Is EURJPY able to continue registering higher highs?
- EURJPY makes new 15-year high
- Intervention threat has not dented bullish appetite
- Bullish momentum indicators but exhaustion signs appear
EURJPY is edging higher today, trying to record its fourth consecutive green candle. It has made a new 15-year high after finally managing to surpass the 159.64 level that has greatly been troubling the bulls over the past three months. Last week’s BoJ meeting announcements and the intervention threat do not seem to dent the bullish appetite.
Turning to the momentum indicators and there is strong support for the current upleg.
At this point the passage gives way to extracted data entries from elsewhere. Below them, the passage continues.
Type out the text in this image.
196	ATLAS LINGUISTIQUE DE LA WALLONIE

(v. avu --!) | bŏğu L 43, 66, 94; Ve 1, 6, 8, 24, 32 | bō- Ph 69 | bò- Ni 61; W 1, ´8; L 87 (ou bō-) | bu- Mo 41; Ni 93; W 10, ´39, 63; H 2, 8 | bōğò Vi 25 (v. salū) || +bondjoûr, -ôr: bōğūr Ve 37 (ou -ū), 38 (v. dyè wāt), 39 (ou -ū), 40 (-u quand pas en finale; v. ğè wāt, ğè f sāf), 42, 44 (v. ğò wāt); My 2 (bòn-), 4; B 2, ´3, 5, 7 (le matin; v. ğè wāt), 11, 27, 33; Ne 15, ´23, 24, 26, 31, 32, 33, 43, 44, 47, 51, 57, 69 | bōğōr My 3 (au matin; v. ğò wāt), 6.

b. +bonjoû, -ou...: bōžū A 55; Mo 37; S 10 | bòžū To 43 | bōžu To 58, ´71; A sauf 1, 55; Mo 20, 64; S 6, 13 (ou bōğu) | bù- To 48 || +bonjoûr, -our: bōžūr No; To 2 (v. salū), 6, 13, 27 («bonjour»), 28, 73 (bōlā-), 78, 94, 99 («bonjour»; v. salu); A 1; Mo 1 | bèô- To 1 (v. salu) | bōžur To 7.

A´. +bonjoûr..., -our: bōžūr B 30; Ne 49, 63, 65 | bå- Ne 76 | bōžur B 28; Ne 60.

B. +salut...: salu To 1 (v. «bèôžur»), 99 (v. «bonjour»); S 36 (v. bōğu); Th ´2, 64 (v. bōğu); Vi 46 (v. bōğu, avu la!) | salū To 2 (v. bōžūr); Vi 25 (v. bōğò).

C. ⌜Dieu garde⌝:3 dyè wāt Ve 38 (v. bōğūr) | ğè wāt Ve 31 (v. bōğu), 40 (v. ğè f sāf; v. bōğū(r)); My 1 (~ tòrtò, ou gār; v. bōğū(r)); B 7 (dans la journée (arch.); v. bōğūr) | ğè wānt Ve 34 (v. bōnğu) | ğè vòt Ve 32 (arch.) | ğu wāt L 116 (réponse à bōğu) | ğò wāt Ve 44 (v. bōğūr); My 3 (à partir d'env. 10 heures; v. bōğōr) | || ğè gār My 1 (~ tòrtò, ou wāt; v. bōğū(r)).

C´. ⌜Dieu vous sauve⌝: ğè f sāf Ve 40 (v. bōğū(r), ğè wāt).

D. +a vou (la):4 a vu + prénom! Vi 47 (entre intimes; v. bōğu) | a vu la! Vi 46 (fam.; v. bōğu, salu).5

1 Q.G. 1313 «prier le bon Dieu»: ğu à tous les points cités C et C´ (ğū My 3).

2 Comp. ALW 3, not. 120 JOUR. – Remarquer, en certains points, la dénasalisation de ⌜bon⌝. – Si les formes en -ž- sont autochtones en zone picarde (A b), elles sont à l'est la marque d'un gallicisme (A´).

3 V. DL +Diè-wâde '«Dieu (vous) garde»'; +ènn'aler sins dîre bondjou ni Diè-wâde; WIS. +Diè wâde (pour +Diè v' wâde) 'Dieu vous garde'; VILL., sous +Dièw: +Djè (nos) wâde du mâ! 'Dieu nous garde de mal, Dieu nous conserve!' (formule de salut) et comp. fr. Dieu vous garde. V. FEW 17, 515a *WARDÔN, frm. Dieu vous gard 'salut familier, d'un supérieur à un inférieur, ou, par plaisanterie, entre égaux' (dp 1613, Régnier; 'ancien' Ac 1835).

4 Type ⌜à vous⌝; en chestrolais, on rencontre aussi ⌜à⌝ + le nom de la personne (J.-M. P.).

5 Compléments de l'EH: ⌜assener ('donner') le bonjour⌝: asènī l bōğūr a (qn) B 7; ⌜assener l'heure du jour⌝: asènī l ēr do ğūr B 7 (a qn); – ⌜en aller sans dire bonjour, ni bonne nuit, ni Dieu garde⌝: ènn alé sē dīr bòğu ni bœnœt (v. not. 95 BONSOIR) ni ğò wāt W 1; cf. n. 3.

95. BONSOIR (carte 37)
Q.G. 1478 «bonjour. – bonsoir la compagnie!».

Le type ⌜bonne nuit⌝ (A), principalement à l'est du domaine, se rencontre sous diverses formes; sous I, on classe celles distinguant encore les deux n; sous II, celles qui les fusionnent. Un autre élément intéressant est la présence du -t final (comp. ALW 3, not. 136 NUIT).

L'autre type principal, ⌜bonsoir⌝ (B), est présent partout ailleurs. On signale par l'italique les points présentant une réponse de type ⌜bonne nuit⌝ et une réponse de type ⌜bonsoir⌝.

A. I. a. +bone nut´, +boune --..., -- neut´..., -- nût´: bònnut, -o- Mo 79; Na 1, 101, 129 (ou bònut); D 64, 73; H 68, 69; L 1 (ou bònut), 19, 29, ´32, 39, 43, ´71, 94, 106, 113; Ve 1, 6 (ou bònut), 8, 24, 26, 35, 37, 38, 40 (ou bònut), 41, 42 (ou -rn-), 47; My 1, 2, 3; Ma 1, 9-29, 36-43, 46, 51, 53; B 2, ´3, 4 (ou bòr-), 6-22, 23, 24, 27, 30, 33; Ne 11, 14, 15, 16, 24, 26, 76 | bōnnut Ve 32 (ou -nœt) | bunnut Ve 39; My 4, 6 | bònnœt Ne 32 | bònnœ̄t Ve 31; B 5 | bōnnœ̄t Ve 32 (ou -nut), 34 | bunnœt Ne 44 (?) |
In more detail, the Average Directional Movement Index (ADX) is edging higher, far above its 25-threshold, and signaling a strong bullish trend in the market. Similarly, the RSI remains above its midpoint and close to a 4-month high. More importantly, the stochastic oscillator has rejoined its overbought territory, confirming the current bullishness in the EURJPY. However, the higher high in this currency pair has been met by a lower high in the stochastic and thus raises questions about the viability of the current upleg.
Should the bulls ignore the intervention threat, they would aim to keep EURJPY above 159.64 and record a new higher high on a daily basis. They could gradually try to push EURJPY towards the April 23, 2008 high at 164.97.
On the other hand, the bears are desperately trying to recoup part of their losses. They could attempt to push EURJPY back below the February 22, 2007 high at 159.64 and then test the support set by the busy 157.55-158.12 area. This is defined by the June 28, 2023 high and the 50- and 100-day simple moving averages (SMAs). If successful, the bears could have a go at reaching the October 3, 2023 low at 154.35.
To sum up, EURJPY bulls remain in control of the market and are recording multiple higher highs despite the intervention threat and the stochastic oscillator showing some early signs of rally exhaustion.